ONTD Political

I guess nobody told her the Australian PM is a woman and an atheist

10:20 am - 11/08/2012
It must be quite a shock for Julia Gillard to find that President Barack Obama's re-election somehow transformed her into Australia's male, Christian president who "actually supports what he says".

Confused? So was Kristen Neel, a teenager from Georgia, who gained Twitter infamy in Australia in a matter of hours on Wednesday evening.

After news President Obama won four more years, the 18-year-old tweeted: "I'm moving to Australia, because their president is a Christian and actually supports what he says."

She has since deleted her Twitter account, but search tool Topsy showed she was retweeted over 1500 times.

Before she went offline, Ms Neel tried to explain.

"I was referring to the prevous (sic) office that actually had a moral position," she wrote.

Australian political and media observers didn't take long to pounce, sending out numerous tweets.

krystle_ab 8th-Nov-2012 12:00 pm (UTC)
I think it depends on what issues you look at. In some ways we are much more liberal than the US and in other ways we would fit right in with the Republicans.

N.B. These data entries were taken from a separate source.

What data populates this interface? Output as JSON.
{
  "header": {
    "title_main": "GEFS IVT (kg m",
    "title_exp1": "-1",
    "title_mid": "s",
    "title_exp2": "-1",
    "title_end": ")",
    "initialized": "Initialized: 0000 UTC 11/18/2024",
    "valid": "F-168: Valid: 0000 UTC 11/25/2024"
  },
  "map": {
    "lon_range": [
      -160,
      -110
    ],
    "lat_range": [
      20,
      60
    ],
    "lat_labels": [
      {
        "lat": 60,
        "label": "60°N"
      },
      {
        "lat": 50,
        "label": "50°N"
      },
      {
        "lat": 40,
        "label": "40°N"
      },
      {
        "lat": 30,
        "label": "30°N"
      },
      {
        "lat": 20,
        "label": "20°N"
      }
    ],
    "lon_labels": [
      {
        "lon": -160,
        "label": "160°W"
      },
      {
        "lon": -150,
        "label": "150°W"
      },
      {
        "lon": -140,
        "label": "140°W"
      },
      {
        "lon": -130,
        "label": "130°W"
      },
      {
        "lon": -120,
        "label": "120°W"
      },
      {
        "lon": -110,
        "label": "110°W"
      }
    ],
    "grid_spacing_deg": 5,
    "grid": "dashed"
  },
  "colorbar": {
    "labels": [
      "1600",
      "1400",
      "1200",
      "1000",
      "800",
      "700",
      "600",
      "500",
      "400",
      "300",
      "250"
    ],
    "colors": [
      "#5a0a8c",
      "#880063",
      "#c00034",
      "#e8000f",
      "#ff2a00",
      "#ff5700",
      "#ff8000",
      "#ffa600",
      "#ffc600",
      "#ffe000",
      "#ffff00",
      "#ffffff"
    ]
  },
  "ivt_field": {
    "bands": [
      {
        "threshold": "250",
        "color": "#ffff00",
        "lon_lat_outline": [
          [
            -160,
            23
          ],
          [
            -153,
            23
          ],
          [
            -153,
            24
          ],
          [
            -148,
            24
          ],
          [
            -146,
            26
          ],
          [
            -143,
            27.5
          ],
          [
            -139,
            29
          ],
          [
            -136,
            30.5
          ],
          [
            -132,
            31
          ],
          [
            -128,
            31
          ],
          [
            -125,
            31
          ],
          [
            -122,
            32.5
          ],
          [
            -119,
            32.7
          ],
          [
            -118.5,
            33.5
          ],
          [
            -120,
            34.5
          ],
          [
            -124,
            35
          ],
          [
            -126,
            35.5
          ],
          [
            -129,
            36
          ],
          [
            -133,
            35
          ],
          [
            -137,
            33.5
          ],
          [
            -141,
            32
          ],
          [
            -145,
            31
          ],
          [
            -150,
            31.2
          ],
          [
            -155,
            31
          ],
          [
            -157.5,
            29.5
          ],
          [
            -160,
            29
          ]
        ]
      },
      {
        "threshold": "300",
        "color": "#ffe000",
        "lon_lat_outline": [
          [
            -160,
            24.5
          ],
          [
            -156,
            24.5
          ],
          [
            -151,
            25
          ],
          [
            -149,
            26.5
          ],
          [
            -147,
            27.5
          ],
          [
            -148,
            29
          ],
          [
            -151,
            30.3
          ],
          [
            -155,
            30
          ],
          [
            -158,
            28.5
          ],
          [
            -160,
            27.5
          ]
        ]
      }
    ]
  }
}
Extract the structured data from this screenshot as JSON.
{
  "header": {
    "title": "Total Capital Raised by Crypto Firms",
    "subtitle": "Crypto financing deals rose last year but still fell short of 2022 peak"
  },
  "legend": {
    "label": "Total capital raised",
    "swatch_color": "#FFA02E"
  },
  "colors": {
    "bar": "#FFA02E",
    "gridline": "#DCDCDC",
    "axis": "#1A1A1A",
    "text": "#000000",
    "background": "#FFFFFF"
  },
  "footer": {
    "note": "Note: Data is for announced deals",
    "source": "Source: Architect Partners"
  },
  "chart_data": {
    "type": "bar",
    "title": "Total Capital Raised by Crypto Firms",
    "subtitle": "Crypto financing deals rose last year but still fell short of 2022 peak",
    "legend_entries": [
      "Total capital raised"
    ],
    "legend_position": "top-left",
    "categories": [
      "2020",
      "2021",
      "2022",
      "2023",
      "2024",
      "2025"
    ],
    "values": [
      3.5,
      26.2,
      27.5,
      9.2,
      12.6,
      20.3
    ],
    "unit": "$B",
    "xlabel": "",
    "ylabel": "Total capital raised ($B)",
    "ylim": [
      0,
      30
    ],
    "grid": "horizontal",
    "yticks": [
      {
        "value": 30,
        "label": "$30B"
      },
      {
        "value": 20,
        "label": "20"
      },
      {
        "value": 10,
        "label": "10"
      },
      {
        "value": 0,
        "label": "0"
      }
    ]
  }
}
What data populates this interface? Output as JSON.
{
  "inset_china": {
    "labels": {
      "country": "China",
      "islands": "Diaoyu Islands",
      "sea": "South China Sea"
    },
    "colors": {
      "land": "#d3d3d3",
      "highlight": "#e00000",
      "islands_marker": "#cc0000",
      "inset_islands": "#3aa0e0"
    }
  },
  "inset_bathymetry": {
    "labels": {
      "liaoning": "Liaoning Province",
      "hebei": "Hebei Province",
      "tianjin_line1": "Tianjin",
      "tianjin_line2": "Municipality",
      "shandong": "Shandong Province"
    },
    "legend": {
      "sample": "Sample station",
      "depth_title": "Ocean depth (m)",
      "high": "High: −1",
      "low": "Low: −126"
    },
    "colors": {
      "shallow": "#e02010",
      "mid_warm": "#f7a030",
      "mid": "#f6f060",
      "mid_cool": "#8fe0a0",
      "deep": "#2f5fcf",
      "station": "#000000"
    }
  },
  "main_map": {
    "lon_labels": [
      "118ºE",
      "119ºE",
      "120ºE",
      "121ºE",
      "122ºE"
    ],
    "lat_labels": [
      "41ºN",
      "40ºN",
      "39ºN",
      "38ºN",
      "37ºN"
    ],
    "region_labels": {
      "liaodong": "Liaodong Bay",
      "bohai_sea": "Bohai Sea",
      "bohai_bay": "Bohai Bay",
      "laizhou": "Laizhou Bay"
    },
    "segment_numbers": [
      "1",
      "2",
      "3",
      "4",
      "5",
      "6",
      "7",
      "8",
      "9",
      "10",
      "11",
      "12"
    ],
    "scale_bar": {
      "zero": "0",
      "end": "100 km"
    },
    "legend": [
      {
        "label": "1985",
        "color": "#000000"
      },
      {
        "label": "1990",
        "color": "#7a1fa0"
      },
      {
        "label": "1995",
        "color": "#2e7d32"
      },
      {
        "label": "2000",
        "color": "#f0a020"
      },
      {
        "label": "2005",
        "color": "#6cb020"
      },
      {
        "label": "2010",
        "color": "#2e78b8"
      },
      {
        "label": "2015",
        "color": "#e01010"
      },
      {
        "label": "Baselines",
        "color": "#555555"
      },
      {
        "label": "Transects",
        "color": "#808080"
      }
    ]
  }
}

Liberal/Democrat ideals: Healthcare, Public Education, Workers entitlements, etc
Conservative/ Republican ideals: Superannuation, Only a limited seperation of Church and state regarding schools (scripture, chaplains). No gay marriage (yet), talking tough on immigration, etc.

It all depends on what the person is looking at.
zanbam 8th-Nov-2012 12:06 pm (UTC)
Urgh public school chaplins. I rage so hard when I think about them. Waste of tax payers money. Use the time to teach ethics or Australian law or some shit.
lozbabie 8th-Nov-2012 12:34 pm (UTC)
Would they know enough about our country to even know about our superannuation though? (And can you explain to me why our super system would be considered good by Repubs. The employer pays it on top of our wages/salaries)
zanbam 8th-Nov-2012 12:39 pm (UTC)
I know you can dump a bunch of your income into your super and that income is not considered taxable. The government caps how much you can put in though, and it's less this year than it was previously.
lozbabie 8th-Nov-2012 02:44 pm (UTC)
At the most it was $1000 (my mum kept telling me to do that, but I didn't have the money to spare)
thenakedcat 8th-Nov-2012 03:32 pm (UTC)
Totally off-topic, but your icon is precious.
krystle_ab 8th-Nov-2012 07:59 pm (UTC)
Mainly because it is not paid for by the government I think.

I don't get it either, but look at the healthcare system in the US, that is also mainly paid for by employers.
mirhanda 8th-Nov-2012 07:07 pm (UTC)
That internet censorship thing too. I think the republicans would love something like that. I hope that your government has dropped that idea by now!
krystle_ab 8th-Nov-2012 08:05 pm (UTC)
So do I, I haven't heard anything new about it in a few weeks. I doubt a bill that controversial could pass in this parliament anyway.
mirhanda 8th-Nov-2012 08:50 pm (UTC)
I would hope not. TBH, I can't see how something so backward and just plain dictatorial could get as far as it did in a free society anyway.
krystle_ab 8th-Nov-2012 10:52 pm (UTC)
I am much more concerned about the data retention plans, at least with the filter you could use proxy's. I also think this one may even have a chance of passing if it gets that far, too many people have the mindset of "if you are not doing anything wrong you have nothing to worry about"...

mirhanda 8th-Nov-2012 11:50 pm (UTC)
Oh my. Ugh. I hope that doesn't go anywhere.
subsequent 9th-Nov-2012 08:46 am (UTC)
Conroy's dropped it today, thankfully. :)
subsequent 9th-Nov-2012 08:47 am (UTC)
Conroy's dropped it today, thankfully. :)
mirhanda 9th-Nov-2012 04:33 pm (UTC)
That's some good news. Filters are so dumb. They would do better to just hire people to go in and find this stuff.